Perhaps by way of explanation, Conoley prefaces these poems with another, titled “PEACE,” which refers to “the / sudden action of a single word.” In addition to proving that, yes, “all poetry is political”—even (or maybe especially) the nonlinear, hyper-associative sort—Conoley demonstrates how a single titular word can impose a set of normative readings. A poem about a banana tree becomes, by the “sudden action of a single word,” a censure of late capitalism. In another, a closed mouth comes to symbolize the subaltern.

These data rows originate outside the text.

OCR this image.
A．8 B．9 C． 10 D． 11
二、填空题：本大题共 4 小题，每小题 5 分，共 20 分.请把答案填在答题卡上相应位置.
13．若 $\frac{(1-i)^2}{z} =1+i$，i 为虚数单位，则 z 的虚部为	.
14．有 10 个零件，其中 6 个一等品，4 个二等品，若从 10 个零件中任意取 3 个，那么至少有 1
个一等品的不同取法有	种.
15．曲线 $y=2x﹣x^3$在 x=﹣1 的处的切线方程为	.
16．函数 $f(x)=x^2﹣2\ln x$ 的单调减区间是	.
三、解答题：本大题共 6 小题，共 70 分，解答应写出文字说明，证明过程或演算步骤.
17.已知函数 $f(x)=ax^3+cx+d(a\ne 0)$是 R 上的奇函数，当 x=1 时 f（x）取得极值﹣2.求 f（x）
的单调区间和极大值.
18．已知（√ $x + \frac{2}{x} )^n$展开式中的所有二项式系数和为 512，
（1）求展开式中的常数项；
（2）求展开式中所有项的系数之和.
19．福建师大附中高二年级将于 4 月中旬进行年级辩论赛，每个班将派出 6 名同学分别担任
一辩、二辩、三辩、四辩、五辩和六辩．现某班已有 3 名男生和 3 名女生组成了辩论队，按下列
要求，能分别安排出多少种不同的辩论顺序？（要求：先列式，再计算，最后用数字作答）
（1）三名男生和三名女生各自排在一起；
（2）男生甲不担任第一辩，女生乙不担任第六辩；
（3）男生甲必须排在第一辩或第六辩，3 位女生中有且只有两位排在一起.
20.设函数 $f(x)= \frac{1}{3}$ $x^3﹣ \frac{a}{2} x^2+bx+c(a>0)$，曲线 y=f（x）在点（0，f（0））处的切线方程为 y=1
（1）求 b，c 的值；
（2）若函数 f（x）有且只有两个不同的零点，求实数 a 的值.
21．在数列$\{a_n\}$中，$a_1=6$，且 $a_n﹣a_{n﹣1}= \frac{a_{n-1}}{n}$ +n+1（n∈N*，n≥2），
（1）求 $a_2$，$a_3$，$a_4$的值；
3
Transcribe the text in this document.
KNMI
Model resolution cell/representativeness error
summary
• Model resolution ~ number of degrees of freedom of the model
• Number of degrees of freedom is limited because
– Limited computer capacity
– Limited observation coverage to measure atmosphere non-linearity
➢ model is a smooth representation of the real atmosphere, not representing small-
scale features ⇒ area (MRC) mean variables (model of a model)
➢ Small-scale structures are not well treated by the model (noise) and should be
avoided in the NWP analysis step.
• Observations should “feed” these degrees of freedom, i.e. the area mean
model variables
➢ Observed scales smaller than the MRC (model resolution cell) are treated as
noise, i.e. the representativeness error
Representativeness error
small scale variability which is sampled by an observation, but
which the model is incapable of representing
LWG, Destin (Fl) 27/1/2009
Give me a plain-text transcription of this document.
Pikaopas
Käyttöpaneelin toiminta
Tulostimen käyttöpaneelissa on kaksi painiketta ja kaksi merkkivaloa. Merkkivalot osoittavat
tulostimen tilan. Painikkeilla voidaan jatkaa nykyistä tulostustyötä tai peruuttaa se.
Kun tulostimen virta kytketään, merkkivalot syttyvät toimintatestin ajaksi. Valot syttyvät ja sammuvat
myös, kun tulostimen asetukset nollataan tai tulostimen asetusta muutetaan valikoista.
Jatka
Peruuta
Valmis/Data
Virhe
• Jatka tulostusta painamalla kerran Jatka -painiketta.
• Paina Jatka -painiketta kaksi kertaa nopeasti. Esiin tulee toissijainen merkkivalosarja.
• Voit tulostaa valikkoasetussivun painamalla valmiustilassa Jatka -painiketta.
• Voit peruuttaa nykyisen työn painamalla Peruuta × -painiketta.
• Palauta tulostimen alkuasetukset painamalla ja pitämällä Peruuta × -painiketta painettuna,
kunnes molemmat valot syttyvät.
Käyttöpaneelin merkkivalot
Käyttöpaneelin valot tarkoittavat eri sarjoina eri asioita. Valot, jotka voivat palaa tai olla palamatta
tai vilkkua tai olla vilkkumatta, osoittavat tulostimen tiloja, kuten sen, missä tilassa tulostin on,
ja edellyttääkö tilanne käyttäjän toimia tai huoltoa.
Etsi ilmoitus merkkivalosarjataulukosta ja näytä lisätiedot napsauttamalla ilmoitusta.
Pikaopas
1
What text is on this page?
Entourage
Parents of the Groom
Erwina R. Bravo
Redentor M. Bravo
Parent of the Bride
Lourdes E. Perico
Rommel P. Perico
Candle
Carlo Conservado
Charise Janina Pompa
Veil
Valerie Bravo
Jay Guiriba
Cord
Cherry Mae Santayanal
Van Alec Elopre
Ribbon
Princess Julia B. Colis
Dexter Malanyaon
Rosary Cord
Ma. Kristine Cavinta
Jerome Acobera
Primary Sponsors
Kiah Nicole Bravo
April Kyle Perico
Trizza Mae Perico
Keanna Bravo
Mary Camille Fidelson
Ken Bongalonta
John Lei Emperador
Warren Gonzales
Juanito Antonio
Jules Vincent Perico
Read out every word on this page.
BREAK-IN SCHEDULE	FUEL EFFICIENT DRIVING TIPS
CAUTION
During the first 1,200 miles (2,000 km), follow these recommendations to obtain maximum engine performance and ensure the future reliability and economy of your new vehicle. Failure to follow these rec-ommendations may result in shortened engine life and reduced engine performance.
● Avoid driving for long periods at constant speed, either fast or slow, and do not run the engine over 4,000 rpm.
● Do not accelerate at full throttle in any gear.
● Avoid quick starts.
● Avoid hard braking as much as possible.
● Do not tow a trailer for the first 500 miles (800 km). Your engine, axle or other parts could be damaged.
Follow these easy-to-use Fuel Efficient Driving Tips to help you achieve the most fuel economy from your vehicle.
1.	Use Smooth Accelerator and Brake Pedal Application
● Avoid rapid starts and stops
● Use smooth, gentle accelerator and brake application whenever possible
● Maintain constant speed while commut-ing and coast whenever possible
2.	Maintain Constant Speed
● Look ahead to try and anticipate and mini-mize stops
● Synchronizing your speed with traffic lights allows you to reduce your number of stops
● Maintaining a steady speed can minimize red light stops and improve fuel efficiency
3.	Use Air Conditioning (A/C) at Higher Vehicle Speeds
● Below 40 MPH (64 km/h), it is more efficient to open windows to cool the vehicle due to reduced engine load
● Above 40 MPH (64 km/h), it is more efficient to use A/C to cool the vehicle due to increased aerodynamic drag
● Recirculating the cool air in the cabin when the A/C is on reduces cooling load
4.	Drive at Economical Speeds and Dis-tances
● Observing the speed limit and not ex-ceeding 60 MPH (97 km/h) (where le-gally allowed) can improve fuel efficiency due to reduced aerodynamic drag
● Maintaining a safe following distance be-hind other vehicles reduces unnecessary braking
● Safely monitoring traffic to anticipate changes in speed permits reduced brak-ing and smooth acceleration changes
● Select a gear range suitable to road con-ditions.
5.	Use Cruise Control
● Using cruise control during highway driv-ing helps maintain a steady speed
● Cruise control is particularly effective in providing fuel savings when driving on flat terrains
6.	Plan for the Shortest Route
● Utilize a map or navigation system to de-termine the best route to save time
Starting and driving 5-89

I do not mean to suggest that none of the poems in Peace are overtly political; several are, including “Opened,” which borrows phrases from radio reports on the Fukushima Daiichi nuclear disaster and a speech by President Obama, and “Trying to Write a Poem About Gandhi,” in which Marx, Tolstoy, and the Transcendalists all make cameos. Rather, Conoley draws from all realms of her experience to forge a near holistic vision of her inner world, shaped as it is by distinctly American thought regimes and, more often, her opposition to them. This world is shaped, too, by the Californian landscape: its palm trees and calla lilies, citrus groves and coastlines. The speaker’s parents figure into many of these poems as Conoley contemplates the source and end of life; occasionally, as if with surprise, she mentions her own role as a mother, its joys and burdens.

Peace’s great achievement is its ability to articulate so complete and integral a vision of the world. Conoley’s work might ring of Brenda Hillman or Jorie Graham—and its vacillation between the gestural and explicit might recall the Objectivists—but its timbre is unmistakably her own. In the book’s final poem, “Begins,” she writes, “I love dancing because it makes me feel / strong and beautiful / and made of muscle and air / it is a weedy, unmanicured trail.” I can offer no more apt a description of her verse: muscle and air; unstifled growth along a serpentine, always surprising trail.